Когда уже взрослой я доехала до Пскова, Новгорода, до Нерли, до Киева и взглянула на простые церкви Средневековья, они тронули меня глубже, чем петербургские. При виде отражения церкви Покрова на Нерли в почти неподвижной воде тихой речки, всякое сердце замирает. Веришь ты в Бога или нет, ты знаешь, что тот, кто ее строил, верил. И редкий человек, я думаю, не чувствует рядом с этой церковью "величия чего-то непонятного, но важнейшего", по выражению князя Андрея.

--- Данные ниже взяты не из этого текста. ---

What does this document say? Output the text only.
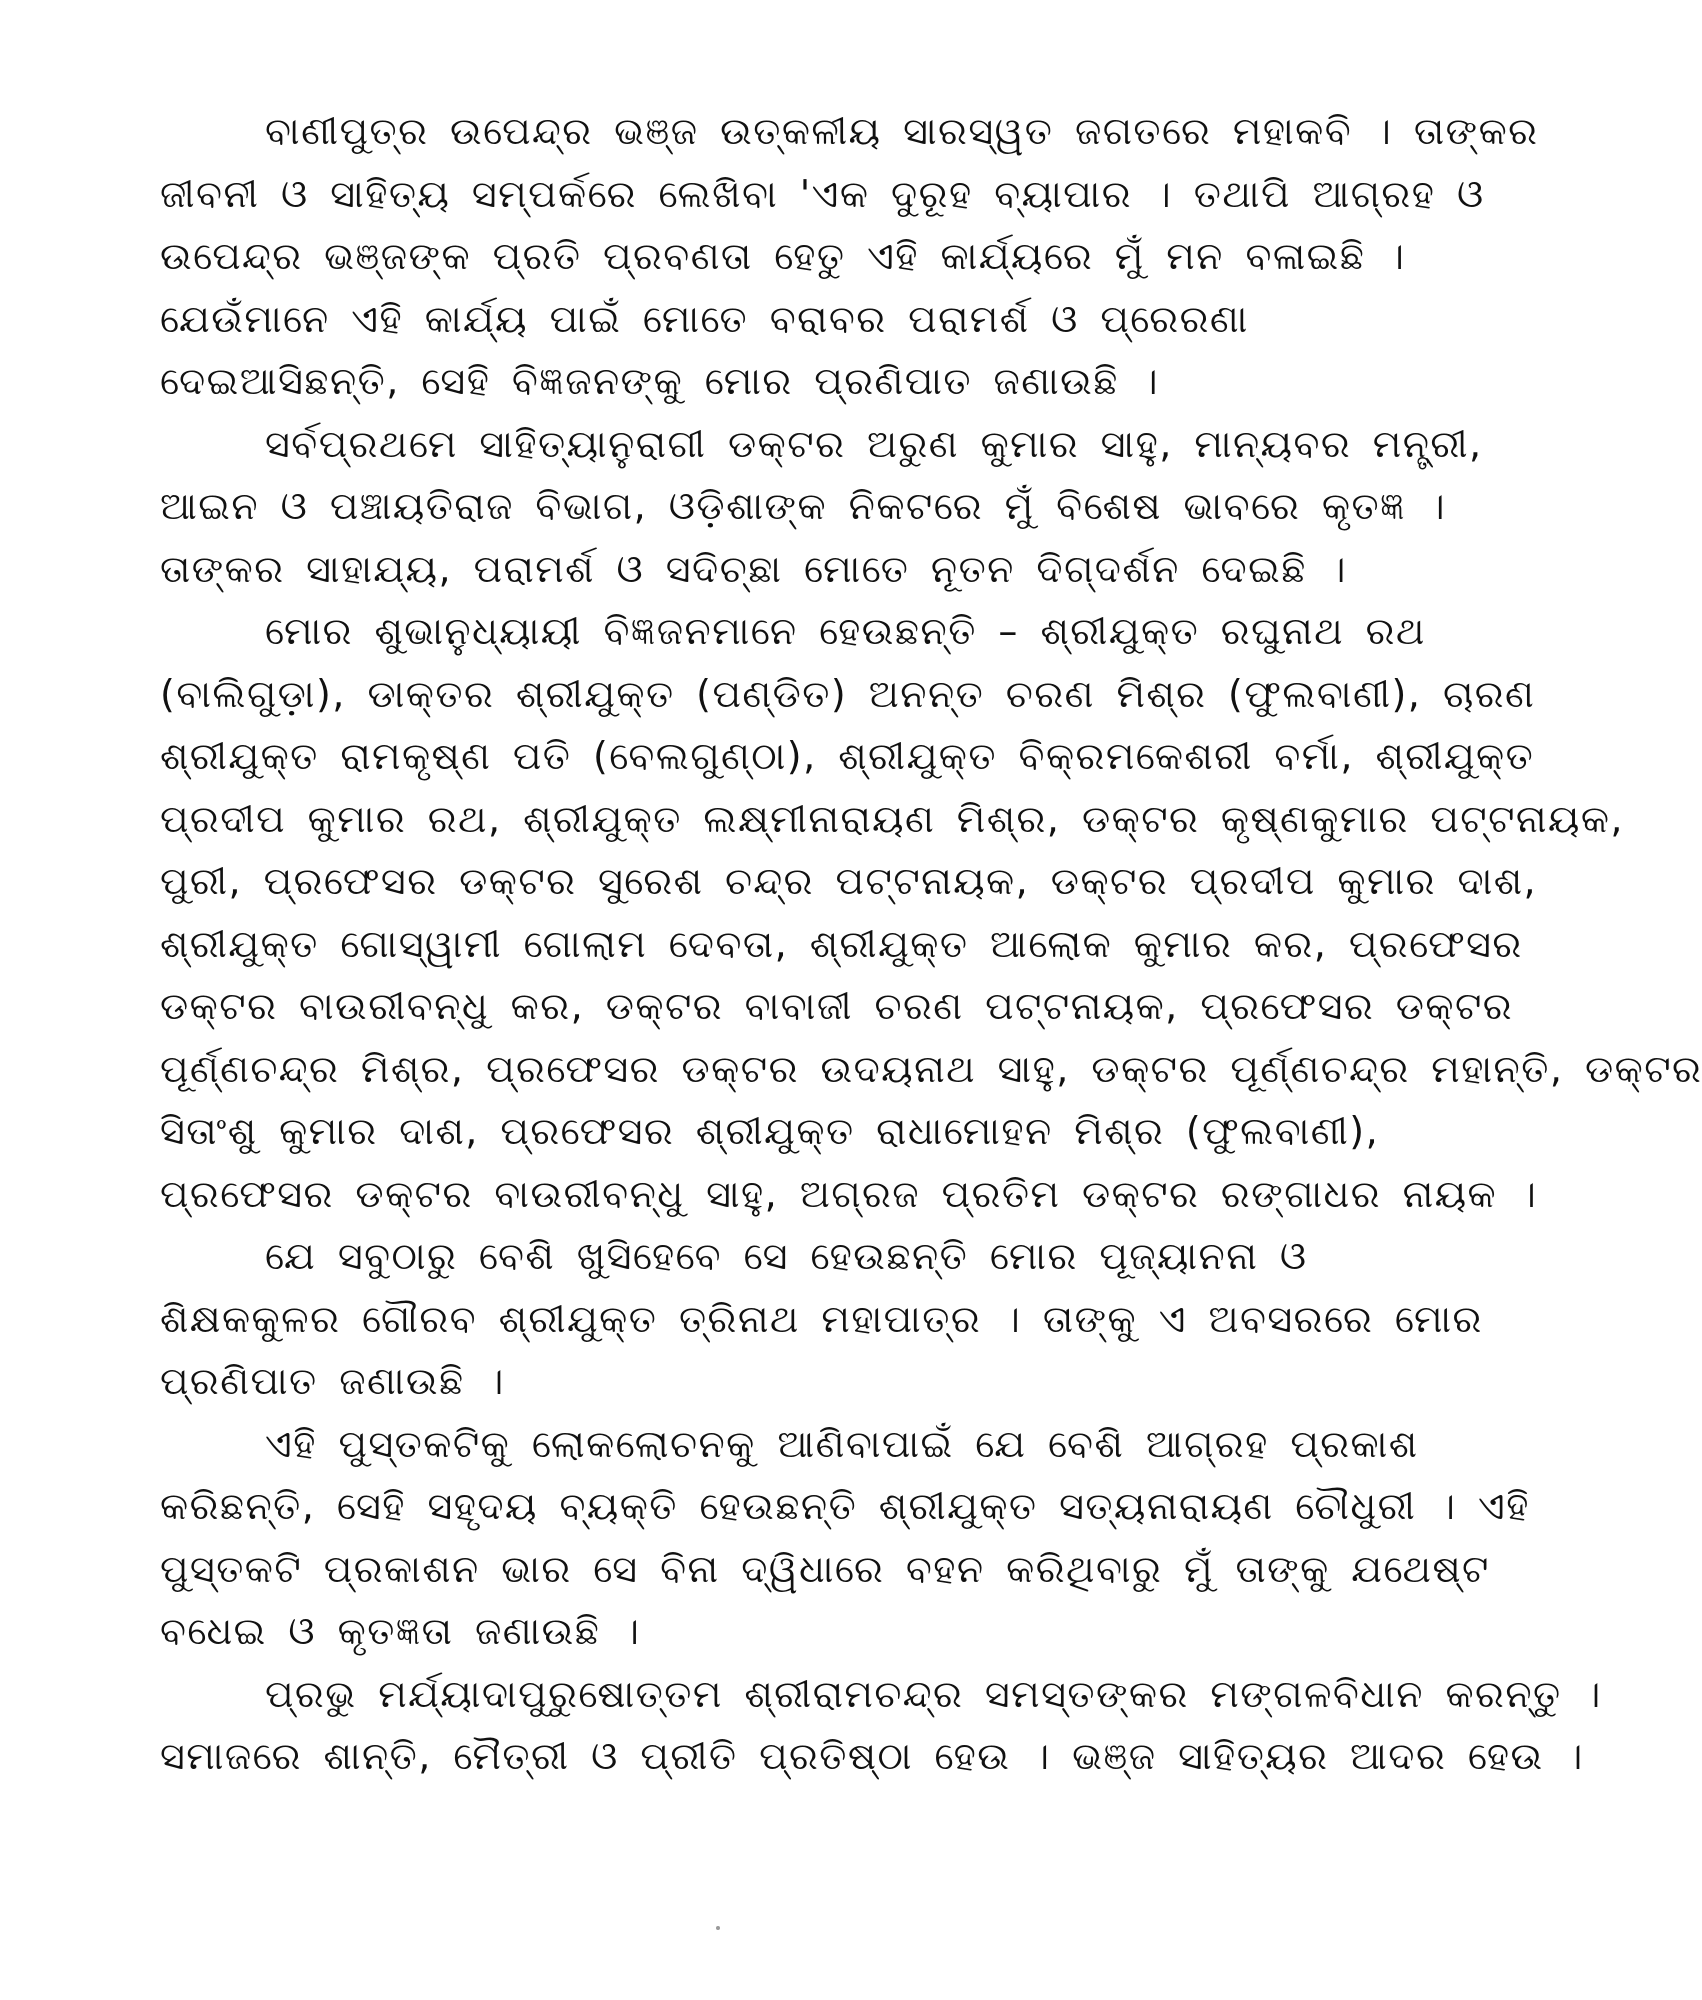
ବାଣୀପୁତ୍ର ଉପେନ୍ଦ୍ର ଭଞ୍ଜ ଉତ୍କଳୀୟ ସାରସ୍ୱତ ଜଗତରେ ମହାକବି । ତାଙ୍କର
ଜୀବନୀ ଓ ସାହିତ୍ୟ ସମ୍ପର୍କରେ ଲେଖିବା 'ଏକ ଦୁରୂହ ବ୍ୟାପାର । ତଥାପି ଆଗ୍ରହ ଓ
ଉପେନ୍ଦ୍ର ଭଞ୍ଜଙ୍କ ପ୍ରତି ପ୍ରବଣତା ହେତୁ ଏହି କାର୍ଯ୍ୟରେ ମୁଁ ମନ ବଳାଇଛି ।
ଯେଉଁମାନେ ଏହି କାର୍ଯ୍ୟ ପାଇଁ ମୋତେ ବରାବର ପରାମର୍ଶ ଓ ପ୍ରେରଣା
ଦେଇଆସିଛନ୍ତି, ସେହି ବିଜ୍ଞଜନଙ୍କୁ ମୋର ପ୍ରଣିପାତ ଜଣାଉଛି ।
ସର୍ବପ୍ରଥମେ ସାହିତ୍ୟାନୁରାଗୀ ଡକ୍ଟର ଅରୁଣ କୁମାର ସାହୁ, ମାନ୍ୟବର ମନ୍ତ୍ରୀ,
ଆଇନ ଓ ପଞ୍ଚାୟତିରାଜ ବିଭାଗ, ଓଡ଼ିଶାଙ୍କ ନିକଟରେ ମୁଁ ବିଶେଷ ଭାବରେ କୃତଜ୍ଞ ।
ତାଙ୍କର ସାହାଯ୍ୟ, ପରାମର୍ଶ ଓ ସଦିଚ୍ଛା ମୋତେ ନୂତନ ଦିଗ୍‌ଦର୍ଶନ ଦେଇଛି ।
ମୋର ଶୁଭାନୁଧ୍ୟାୟୀ ବିଜ୍ଞଜନମାନେ ହେଉଛନ୍ତି – ଶ୍ରୀଯୁକ୍ତ ରଘୁନାଥ ରଥ
(ବାଲିଗୁଡ଼ା), ଡାକ୍ତର ଶ୍ରୀଯୁକ୍ତ (ପଣ୍ଡିତ) ଅନନ୍ତ ଚରଣ ମିଶ୍ର (ଫୁଲବାଣୀ), ଚାରଣ
ଶ୍ରୀଯୁକ୍ତ ରାମକୃଷ୍ଣ ପତି (ବେଲଗୁଣ୍ଠା), ଶ୍ରୀଯୁକ୍ତ ବିକ୍ରମକେଶରୀ ବର୍ମା, ଶ୍ରୀଯୁକ୍ତ
ପ୍ରଦୀପ କୁମାର ରଥ, ଶ୍ରୀଯୁକ୍ତ ଲକ୍ଷ୍ମୀନାରାୟଣ ମିଶ୍ର, ଡକ୍ଟର କୃଷ୍ଣକୁମାର ପଟ୍ଟନାୟକ,
ପୁରୀ, ପ୍ରଫେସର ଡକ୍ଟର ସୁରେଶ ଚନ୍ଦ୍ର ପଟ୍ଟନାୟକ, ଡକ୍ଟର ପ୍ରଦୀପ କୁମାର ଦାଶ,
ଶ୍ରୀଯୁକ୍ତ ଗୋସ୍ୱାମୀ ଗୋଲାମ ଦେବତା, ଶ୍ରୀଯୁକ୍ତ ଆଲୋକ କୁମାର କର, ପ୍ରଫେସର
ଡକ୍ଟର ବାଉରୀବନ୍ଧୁ କର, ଡକ୍ଟର ବାବାଜୀ ଚରଣ ପଟ୍ଟନାୟକ, ପ୍ରଫେସର ଡକ୍ଟର
ପୂର୍ଣ୍ଣଚନ୍ଦ୍ର ମିଶ୍ର, ପ୍ରଫେସର ଡକ୍ଟର ଉଦୟନାଥ ସାହୁ, ଡକ୍ଟର ପୂର୍ଣ୍ଣଚନ୍ଦ୍ର ମହାନ୍ତି, ଡକ୍ଟର
ସିତାଂଶୁ କୁମାର ଦାଶ, ପ୍ରଫେସର ଶ୍ରୀଯୁକ୍ତ ରାଧାମୋହନ ମିଶ୍ର (ଫୁଲବାଣୀ),
ପ୍ରଫେସର ଡକ୍ଟର ବାଉରୀବନ୍ଧୁ ସାହୁ, ଅଗ୍ରଜ ପ୍ରତିମ ଡକ୍ଟର ରଙ୍ଗାଧର ନାୟକ ।
ଯେ ସବୁଠାରୁ ବେଶି ଖୁସିହେବେ ସେ ହେଉଛନ୍ତି ମୋର ପୂଜ୍ୟାନନା ଓ
ଶିକ୍ଷକକୁଳର ଗୌରବ ଶ୍ରୀଯୁକ୍ତ ତ୍ରିନାଥ ମହାପାତ୍ର । ତାଙ୍କୁ ଏ ଅବସରରେ ମୋର
ପ୍ରଣିପାତ ଜଣାଉଛି ।
ଏହି ପୁସ୍ତକଟିକୁ ଲୋକଲୋଚନକୁ ଆଣିବାପାଇଁ ଯେ ବେଶି ଆଗ୍ରହ ପ୍ରକାଶ
କରିଛନ୍ତି, ସେହି ସହୃଦୟ ବ୍ୟକ୍ତି ହେଉଛନ୍ତି ଶ୍ରୀଯୁକ୍ତ ସତ୍ୟନାରାୟଣ ଚୌଧୁରୀ । ଏହି
ପୁସ୍ତକଟି ପ୍ରକାଶନ ଭାର ସେ ବିନା ଦ୍ୱିଧାରେ ବହନ କରିଥିବାରୁ ମୁଁ ତାଙ୍କୁ ଯଥେଷ୍ଟ
ବଧେଇ ଓ କୃତଜ୍ଞତା ଜଣାଉଛି ।
ପ୍ରଭୁ ମର୍ଯ୍ୟାଦାପୁରୁଷୋତ୍ତମ ଶ୍ରୀରାମଚନ୍ଦ୍ର ସମସ୍ତଙ୍କର ମଙ୍ଗଳବିଧାନ କରନ୍ତୁ ।
ସମାଜରେ ଶାନ୍ତି, ମୈତ୍ରୀ ଓ ପ୍ରୀତି ପ୍ରତିଷ୍ଠା ହେଉ । ଭଞ୍ଜ ସାହିତ୍ୟର ଆଦର ହେଉ ।
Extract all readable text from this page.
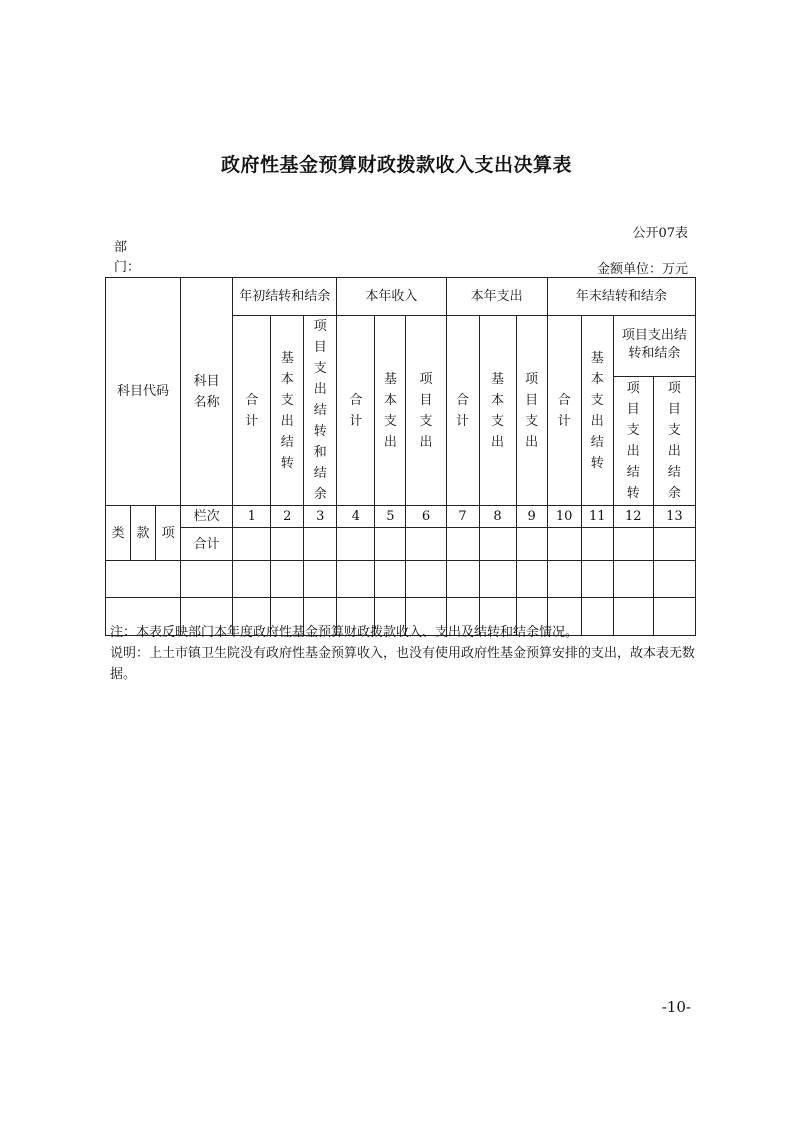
政府性基金预算财政拨款收入支出决算表
公开07表
部门：	金额单位：万元
科目代码			科目名称	年初结转和结余			本年收入			本年支出			年末结转和结余			
				合计	基本支出结转	项目支出结转和结余	合计	基本支出	项目支出	合计	基本支出	项目支出	合计	基本支出结转	项目支出结转和结余	
															项目支出结转	项目支出结余
类	款	项	栏次	1	2	3	4	5	6	7	8	9	10	11	12	13
			合计													

注：本表反映部门本年度政府性基金预算财政拨款收入、支出及结转和结余情况。
说明：上土市镇卫生院没有政府性基金预算收入，也没有使用政府性基金预算安排的支出，故本表无数据。
-10-
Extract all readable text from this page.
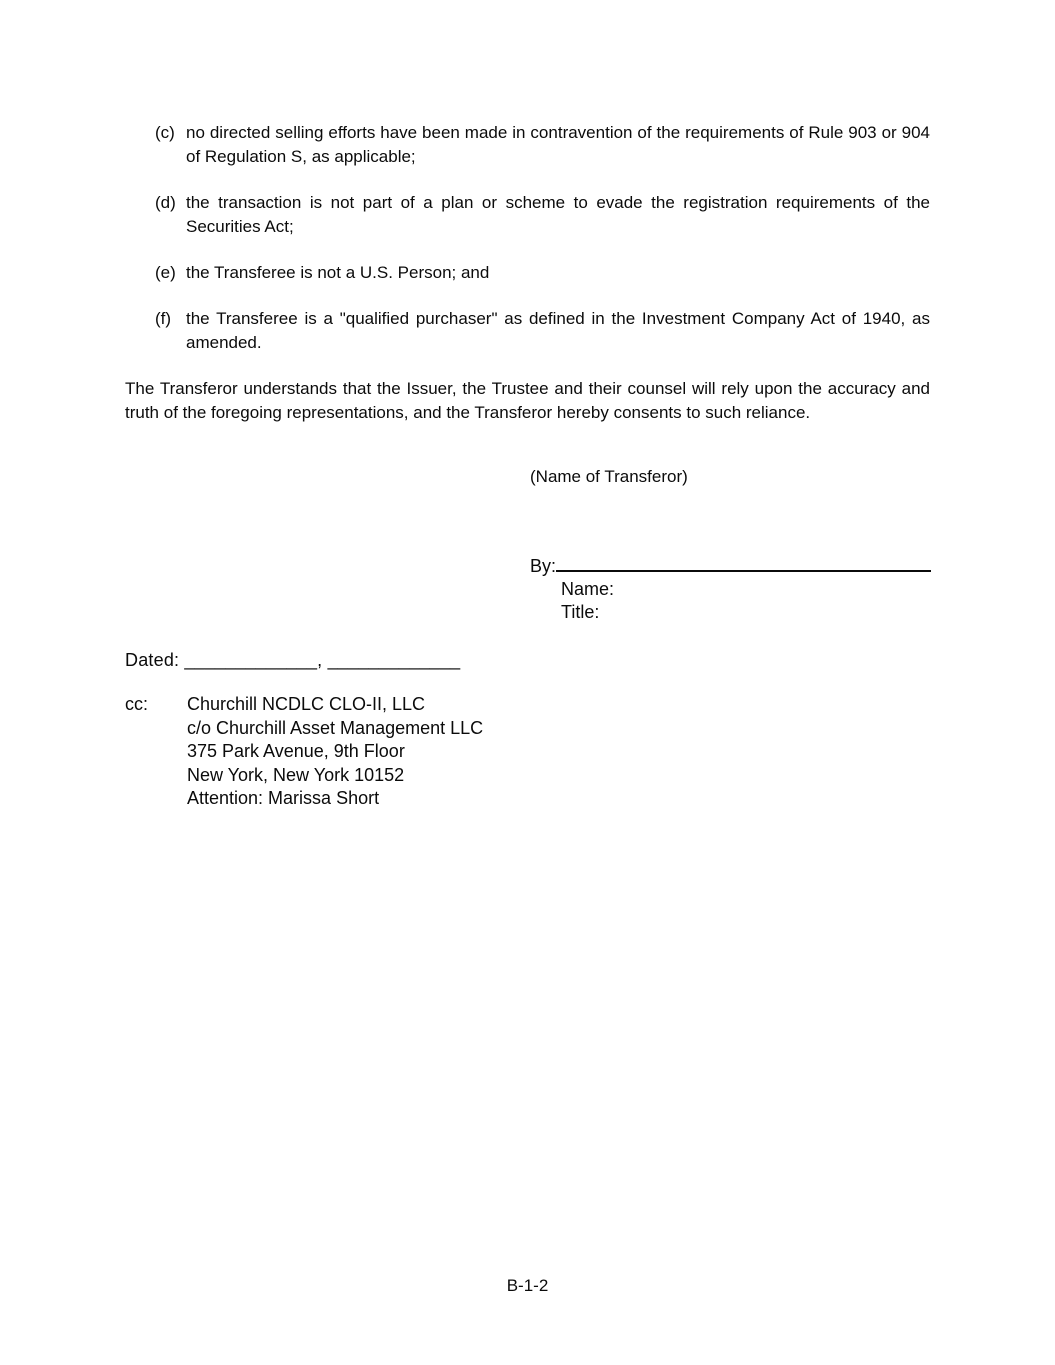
(c) no directed selling efforts have been made in contravention of the requirements of Rule 903 or 904 of Regulation S, as applicable;
(d) the transaction is not part of a plan or scheme to evade the registration requirements of the Securities Act;
(e) the Transferee is not a U.S. Person; and
(f) the Transferee is a "qualified purchaser" as defined in the Investment Company Act of 1940, as amended.

The Transferor understands that the Issuer, the Trustee and their counsel will rely upon the accuracy and truth of the foregoing representations, and the Transferor hereby consents to such reliance.

(Name of Transferor)
By:
Name:
Title:
Dated: _____________, _____________
cc:	Churchill NCDLC CLO-II, LLC
c/o Churchill Asset Management LLC
375 Park Avenue, 9th Floor
New York, New York 10152
Attention: Marissa Short
B-1-2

Простые белые церкви Киева (с их непременными голубями) тоже рождали ощущение божественного присутствия, которое, правда, у меня немедленно исчезало при появлении священников, или монахов, или прихожанок с постными лицами. А ведь именно об этом несчастном свойстве – о гордыне человека, застрявшего между верой и неверием, – предупреждал мудрый религиозный философ, писавший для неверующих – Клайв Льюис (Си Эс Льюис, как его называют на Западе). В 60-х годах в Питере мы прочли самиздатский перевод его маленькой повести 1941 года "Письма Баламута" – проницательные наблюдения над человеческой природой в шутливой эпистолярной форме. "Письма Баламута" – переписка беса-наставника с бесом-учеником, на чьем попечении находится обычный человек, англичанин, который все еще колеблется между верой и безверием – даже после того, как принял крещение. Задача младшего беса – перетянуть своего подопечного на сторону безверия. И старший бес Баламут советует младшему сыграть на человеческой гордыне. (В своих письмах Баламут, естественно, называет дьявола "отцом", а Господа – "Врагом):

"Итак, – пишет Баламут, – твой подопечный обратился. Это плохо. Но не падай духом. Максимально используй разочарование и упадок, которые неминуемо настигнут его в первые недели после обращения. Враг попускает это разочарование на пороге каждого человеческого дела. Оно появляется, например, когда влюбленные поженились и начинают жить вместе. Во всяком человеческом деле есть переход от мечты к действительности. Враг идет на риск, так как лелеет надежду, что эти отвратительные маленькие двуногие создания станут его свободными приверженцами и служителями... Когда твой подопечный садится на скамью в церкви, он видит, что рядом сидят как раз те соседи, которых он избегал: дама в нелепой шляпке – страстная картежница, человек в скрипучих ботинках – скряга и вымогатель. Ты-то знаешь, что кое-кто из этих людей – великий воин в стане Врага, но твой подопечный, слава нашему отцу, от природы глуп. Сколько бы он ни говорил о своей греховности, он в глубине души верит, что оказал большую честь нашему Врагу тем, что обратился, и думает, что выказывает редкое смирение, ходя в церковь вместе с ограниченными, скучными людьми. Удерживай его в таком состоянии".

Я была покорена убедительностью и обаянием этой повести Льюиса. Энтони Бёрджес – автор знаменитого "Механического апельсина" – очень верно определил важную миссию "Писем Баламута": "Клайв Льюис, – написал он, – идеальный помощник для тех, кто убежден наполовину, для того хорошего человека, который мог бы быть христианином, если бы на его пути не стоял интеллект".